Parmi toutes ces préoccupations très actuelles, l'une est pour nous, naturalistes, de réaliser d'une façon urgente, un état des lieux général argumenté. Souvent initié par un plaisir purement esthétique, nous avons l'absolu besoin de nous appuyer sur des travaux rigoureux indiscutables.
Dirigés, analysés, développés, ils seront souvent, mais pas toujours, publiés sous la houlette de scientifiques professionnels qui travaillent au sein de laboratoires, d'instituts de recherche. Mais ceux-là savent pertinemment qu'ils ont nécessairement besoin d'avoir recours aux observations, aux prospections, aux expériences de ceux que l'on appelle très souvent dans une attitude condescendante, les «amateurs», «ceux qui aiment».
Est-il besoin de rappeler alors, l'importance de tout ce qui est et également a été rassemblé, classifié, synthétisé, transmis par nos prédécesseurs, préoccupés par des questionnements qui perdurent encore aujourd'hui.

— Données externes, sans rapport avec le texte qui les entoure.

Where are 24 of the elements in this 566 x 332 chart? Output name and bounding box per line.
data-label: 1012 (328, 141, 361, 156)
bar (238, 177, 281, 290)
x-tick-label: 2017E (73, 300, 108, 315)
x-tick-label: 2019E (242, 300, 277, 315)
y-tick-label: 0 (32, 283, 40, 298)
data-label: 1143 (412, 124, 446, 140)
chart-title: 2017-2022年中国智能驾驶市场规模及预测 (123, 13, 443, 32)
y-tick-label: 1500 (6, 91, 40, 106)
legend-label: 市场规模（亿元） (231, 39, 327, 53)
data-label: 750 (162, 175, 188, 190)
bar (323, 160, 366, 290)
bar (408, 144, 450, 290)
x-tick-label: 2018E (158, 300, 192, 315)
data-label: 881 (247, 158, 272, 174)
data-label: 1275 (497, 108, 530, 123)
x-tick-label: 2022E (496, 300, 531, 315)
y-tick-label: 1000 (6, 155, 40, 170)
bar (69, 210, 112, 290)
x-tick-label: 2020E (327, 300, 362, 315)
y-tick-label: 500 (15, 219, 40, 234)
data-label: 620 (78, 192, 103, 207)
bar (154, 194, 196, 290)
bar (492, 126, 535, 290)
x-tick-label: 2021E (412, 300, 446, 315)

Pierre à pierre, ils ont construit les bases d'un solide édifice et si nos nouvelles connaissances sont et seront engrangées dans d'immenses bases de données, si nos méthodes ont évolué, se sont affinées, diversifiées, tout cet acquis aujourd'hui comme hier doit être impérativement pris en compte.

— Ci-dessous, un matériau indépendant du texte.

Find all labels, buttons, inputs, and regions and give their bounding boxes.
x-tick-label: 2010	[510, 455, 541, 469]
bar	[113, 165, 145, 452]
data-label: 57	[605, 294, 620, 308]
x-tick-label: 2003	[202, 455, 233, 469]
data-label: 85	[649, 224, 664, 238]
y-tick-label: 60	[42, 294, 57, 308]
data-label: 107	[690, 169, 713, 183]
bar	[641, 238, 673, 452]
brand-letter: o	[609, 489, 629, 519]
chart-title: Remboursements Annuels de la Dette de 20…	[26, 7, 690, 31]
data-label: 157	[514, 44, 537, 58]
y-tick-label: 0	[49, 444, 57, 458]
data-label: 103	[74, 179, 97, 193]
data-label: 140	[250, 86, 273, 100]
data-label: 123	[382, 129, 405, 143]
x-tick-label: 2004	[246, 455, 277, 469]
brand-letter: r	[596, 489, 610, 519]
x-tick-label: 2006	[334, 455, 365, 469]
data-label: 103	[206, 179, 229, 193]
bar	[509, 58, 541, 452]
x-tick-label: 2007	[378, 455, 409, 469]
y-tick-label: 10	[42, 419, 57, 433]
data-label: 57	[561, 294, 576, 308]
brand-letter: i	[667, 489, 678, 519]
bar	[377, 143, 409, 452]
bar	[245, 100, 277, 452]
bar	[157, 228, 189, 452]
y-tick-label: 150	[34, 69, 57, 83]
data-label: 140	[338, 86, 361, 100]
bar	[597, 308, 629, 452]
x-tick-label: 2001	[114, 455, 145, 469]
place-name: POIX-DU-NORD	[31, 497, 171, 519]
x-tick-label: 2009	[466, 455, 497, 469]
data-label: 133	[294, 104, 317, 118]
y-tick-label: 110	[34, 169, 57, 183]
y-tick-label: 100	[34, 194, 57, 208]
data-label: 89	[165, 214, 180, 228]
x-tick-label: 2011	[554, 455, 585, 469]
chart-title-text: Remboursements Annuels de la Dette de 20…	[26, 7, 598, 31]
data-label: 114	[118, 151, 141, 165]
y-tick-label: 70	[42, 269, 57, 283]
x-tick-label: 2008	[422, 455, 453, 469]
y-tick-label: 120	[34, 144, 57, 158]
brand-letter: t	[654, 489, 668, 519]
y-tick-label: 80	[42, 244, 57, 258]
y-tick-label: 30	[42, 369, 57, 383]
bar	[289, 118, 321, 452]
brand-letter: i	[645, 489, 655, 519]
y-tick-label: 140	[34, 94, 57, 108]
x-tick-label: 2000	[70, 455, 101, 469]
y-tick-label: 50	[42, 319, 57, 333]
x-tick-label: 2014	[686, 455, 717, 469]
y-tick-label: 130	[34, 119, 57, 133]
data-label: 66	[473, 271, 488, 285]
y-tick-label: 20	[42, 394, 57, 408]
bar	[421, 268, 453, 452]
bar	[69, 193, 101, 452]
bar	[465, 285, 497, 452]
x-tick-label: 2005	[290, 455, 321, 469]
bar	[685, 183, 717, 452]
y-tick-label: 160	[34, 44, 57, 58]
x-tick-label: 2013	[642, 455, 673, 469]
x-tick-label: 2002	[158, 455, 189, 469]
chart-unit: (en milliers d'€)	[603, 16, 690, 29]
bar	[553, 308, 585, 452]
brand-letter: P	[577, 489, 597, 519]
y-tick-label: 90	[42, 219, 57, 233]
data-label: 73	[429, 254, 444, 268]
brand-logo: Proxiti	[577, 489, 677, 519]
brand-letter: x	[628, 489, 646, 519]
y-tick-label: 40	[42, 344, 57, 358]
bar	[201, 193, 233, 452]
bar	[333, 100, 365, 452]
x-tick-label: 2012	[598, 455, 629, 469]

Alors que le vivant est scruté jusque dans ses structures les plus intimes, le passé est là et nous ne devons pas en faire fi.
Yves Muller, à juste titre, a jugé bon d'inscrire en préface de son site, une citation du Baron Picot de Lapérouse, ornithologue, créateur du Muséum d'Histoire Naturelle et Maire de Toulouse qui en 1814 annonçait déjà : «Le premier devoir de celui qui veut écrire… est de connaître à fond les travaux des savants qui l'ont précédé».

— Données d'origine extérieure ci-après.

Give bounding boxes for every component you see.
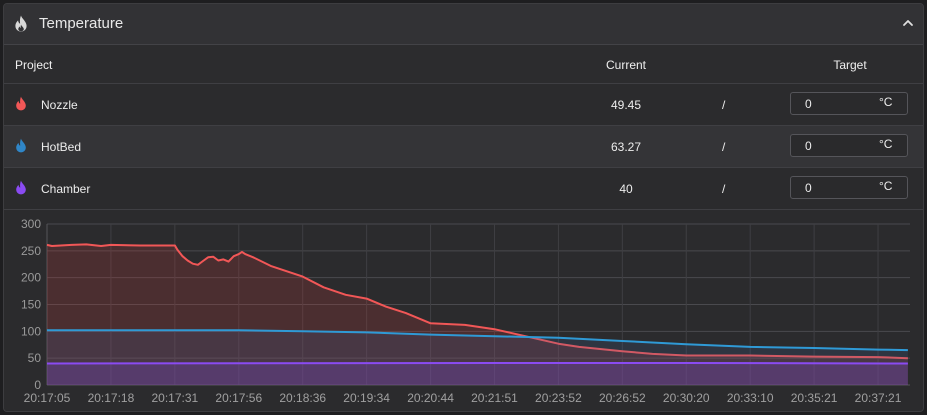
x-tick-label: 20:33:10 (727, 391, 774, 405)
x-tick-label: 20:37:21 (855, 391, 902, 405)
table-row-chamber: Chamber 40 / °C (4, 168, 923, 210)
current-temperature: 63.27 (610, 140, 642, 154)
row-name: Chamber (41, 182, 91, 196)
chamber-area (47, 363, 908, 385)
temperature-chart: 0 50 100 150 200 250 300 20:17:05 20:17:18 20:17:… (4, 210, 923, 411)
y-tick-label: 200 (21, 271, 41, 285)
target-temperature-input[interactable] (791, 93, 871, 114)
separator: / (722, 140, 726, 154)
y-tick-label: 0 (34, 378, 41, 392)
x-tick-label: 20:21:51 (471, 391, 518, 405)
nozzle-flame-icon (15, 96, 27, 114)
hotbed-flame-icon (15, 138, 27, 156)
target-temperature-input[interactable] (791, 177, 871, 198)
chevron-up-icon[interactable] (902, 16, 914, 34)
row-name: Nozzle (41, 98, 78, 112)
separator: / (722, 98, 726, 112)
panel-title: Temperature (39, 15, 124, 32)
unit-label: °C (879, 95, 893, 109)
x-tick-label: 20:35:21 (791, 391, 838, 405)
y-tick-label: 300 (21, 217, 41, 231)
x-tick-label: 20:18:36 (279, 391, 326, 405)
hotbed-series-line (47, 329, 908, 352)
nozzle-area (47, 244, 908, 385)
x-tick-label: 20:23:52 (535, 391, 582, 405)
y-tick-label: 50 (28, 351, 42, 365)
table-row-nozzle: Nozzle 49.45 / °C (4, 84, 923, 126)
unit-label: °C (879, 137, 893, 151)
table-header: Project Current Target (4, 45, 923, 84)
x-tick-label: 20:26:52 (599, 391, 646, 405)
column-header-target: Target (833, 58, 867, 72)
separator: / (722, 182, 726, 196)
hotbed-area (47, 330, 908, 385)
chamber-flame-icon (15, 180, 27, 198)
x-tick-label: 20:17:56 (215, 391, 262, 405)
target-temperature-field[interactable]: °C (790, 134, 908, 157)
column-header-project: Project (15, 58, 53, 72)
table-row-hotbed: HotBed 63.27 / °C (4, 126, 923, 168)
row-name: HotBed (41, 140, 82, 154)
target-temperature-field[interactable]: °C (790, 176, 908, 199)
flame-icon (14, 15, 28, 37)
x-tick-label: 20:17:31 (151, 391, 198, 405)
current-temperature: 40 (619, 182, 633, 196)
y-tick-label: 150 (21, 298, 41, 312)
unit-label: °C (879, 179, 893, 193)
chamber-series-line (46, 362, 908, 365)
temperature-chart-svg: 0 50 100 150 200 250 300 20:17:05 20:17:18 20:17:… (21, 217, 910, 405)
y-tick-label: 250 (21, 244, 41, 258)
column-header-current: Current (605, 58, 646, 72)
x-tick-label: 20:17:18 (88, 391, 135, 405)
current-temperature: 49.45 (610, 98, 642, 112)
x-tick-label: 20:19:34 (343, 391, 390, 405)
y-tick-label: 100 (21, 324, 41, 338)
temperature-panel: Temperature Project Current Target Nozzl… (3, 3, 924, 412)
panel-header[interactable]: Temperature (4, 4, 923, 45)
x-tick-label: 20:30:20 (663, 391, 710, 405)
target-temperature-field[interactable]: °C (790, 92, 908, 115)
nozzle-series-line (46, 243, 908, 360)
x-tick-label: 20:17:05 (24, 391, 71, 405)
target-temperature-input[interactable] (791, 135, 871, 156)
x-tick-label: 20:20:44 (407, 391, 454, 405)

Je voudrais ajouter ici deux autres citations qui me viennent à l'esprit :
- celle qui avait été mise en exergue lors d'une très belle exposition consacrée à un extraordinaire explorateur du XVIIIè siècle, il y a quelques années, au Musée de la Marine à Paris : «Toute étude qui puise dans le passé est racine de la modernité»
- une autre encore, celle du Père-abbé de la communauté de l'abbaye de Landévennec, interrogé en Bretagne, qui affirmait avec force à son tour : «L'avenir ne s'invente pas sans la connaissance des assises sur lesquelles il repose et il se nourrit».
Toutes ces citations vont dans le même sens et à l'heure d'Internet, d'une désaffection constatée dans la fréquentation des bibliothèques spécialisées, quitte à passer pour ringard, nous ne pouvons pas accepter que les recherches bibliographiques débutent dans les années 1970 ou bien plus tardivement encore (en 1992, date des premières grandes numérisations me soufflait-on récemment) !
De grâce, respectons le travail réalisé par nos anciens, ne rejetons pas en bloc certains de leurs comportements sans doute inconscients et aujourd'hui qualifiés trop facilement de destructeurs, ne rejetons pas les matériels et méthodes qu'ils ont utilisés, seuls disponibles à leur époque, les résultats peut-être partiels qu'ils ont obtenus. Appuyons-nous sur leurs travaux et profitons pleinement de l'outil informatique mis aujourd'hui à notre disposition.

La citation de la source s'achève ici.